A Colônia Santa Isabel, marcada pela hanseníase, viveu um momento histórico neste domingo (29/3), com a assinatura do Termo de Execução Descentralizada (TED). Etapa integra a fase de estruturação do projeto Museu Vivo.
A solenidade, realizada no Centro de Memória da Hanseníase Luiz Verganin, contou com a presença da ministra dos Direitos Humanos e da Cidadania (MDHC), Macaé Evaristo, que destacou a importância de investir em iniciativas como o projeto. “Aqui, onde foi a Colônia Santa Isabel, está sendo desenvolvido um projeto importante que é transformar todo esse bairro em um museu vivo, a céu aberto, que conte à sociedade a história das pessoas acometidas pela hanseníase e a violência que sofreram do Estado, porque foram segregadas e afastadas de suas famílias”, afirmou.
As ações locais do projeto serão coordenadas pelo município, em parceria com o Instituto Federal de Minas Gerais (IFMG). “Esse trabalho do instituto federal é importante, porque ele vai fazer uma pesquisa, vai sistematizar uma série de informações que vai dar base ao conteúdo que nos vamos ensinar com esse grande bairro, que vai se transformar em um museu a céu aberto”, acrescentou a ministra.

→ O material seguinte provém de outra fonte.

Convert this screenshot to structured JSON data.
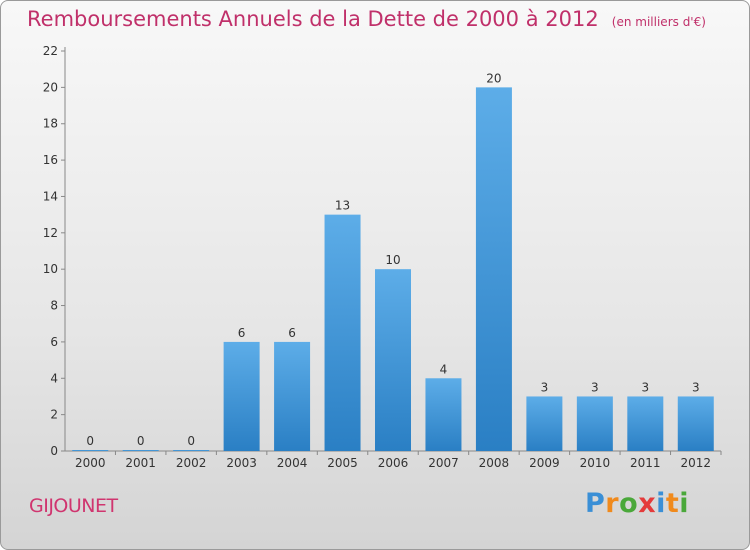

O secretário municipal de cultura, Thiago Flores, detalhou a aplicação dos recursos federais. “Esses R$ 240 mil chegam ao IFMG, que coloca docentes e alunos, em parceria com a secretaria que soma o corpo técnico já existente. Com esse recurso, começamos a fazer as pesquisas básicas para criar o roteiro turístico do Museu Vivo como um todo. Esse TED é o início desse processo de pesquisa complexo e demorada, mas a gente começa fazer de imóvel por imóvel”, explicou.
De acordo com a administração municipal, o TED viabilizará as etapas de formalização de convênios com os governos estadual e federal, além da elaboração de projetos em parceria com universidades, empresas e o terceiro setor. Isso permitirá a execução de novas ações nas fases seguintes de implantação do museu, ampliando seu alcance e consolidando o projeto no território.
Para o morador Benedito Carlos Cutrim Penha, o museu a céu aberto é “muito bom para as pessoas conhecerem o que é a hanseníase, o que foi para o ser humano no passado. É uma história que não pode ser apagada, ela tem de ser vivida o tempo todo, porque foi uma epóca muito difícil para todos nós”.
Inhana Olga Costa Souza, membro da coordenação nacional do Movimento de Reintegração das Pessoas Atingidas pela Hanseníase (Morhan), ressalta que a história da doença é frequentemente marcada pela invisibilidade. “Temos uma luta nacional de preservação da memória, para que histórias como essa não se repitam, e para honrar as pessoas que passaram por todo sofrimento, mas, sobretudo, aqueles que transformaram essa história em resistência, em luta, e transformaram a nossa comunidade em um lugar em que a gente tem muito orgulho de viver”, finaliza.
O projeto Museu Vivo da Colônia Santa Isabel propõe a transformação do território em um espaço de memória a céu aberto, voltado à preservação e à valorização do patrimônio histórico, cultural e social da região por meio de ações de pesquisa, educação patrimonial, valorização de espaços históricos, desenvolvimento de projetos estruturantes e articulação de parcerias institucionais.
O projeto também prevê a captação de recursos e a implementação de intervenções ao longo das etapas de implantação, com o objetivo de consolidar a Colônia Santa Isabel como referência em memória, educação e direitos humanos, ampliando o acesso às narrativas históricas da comunidade.
O Centro de Memória da Hanseníase Luiz Verganin foi criado em 2017, na gestão do então prefeito Vittorio Medioli. Em novembro de 2025, o espaço foi elevado a Instituição Científica, Tecnológica e de Inovação (ICT), criando condições reais para que o espaço avance em pesquisa, preservação patrimonial, projetos culturais e ações tecnológicas que dialoguem com sua história singular.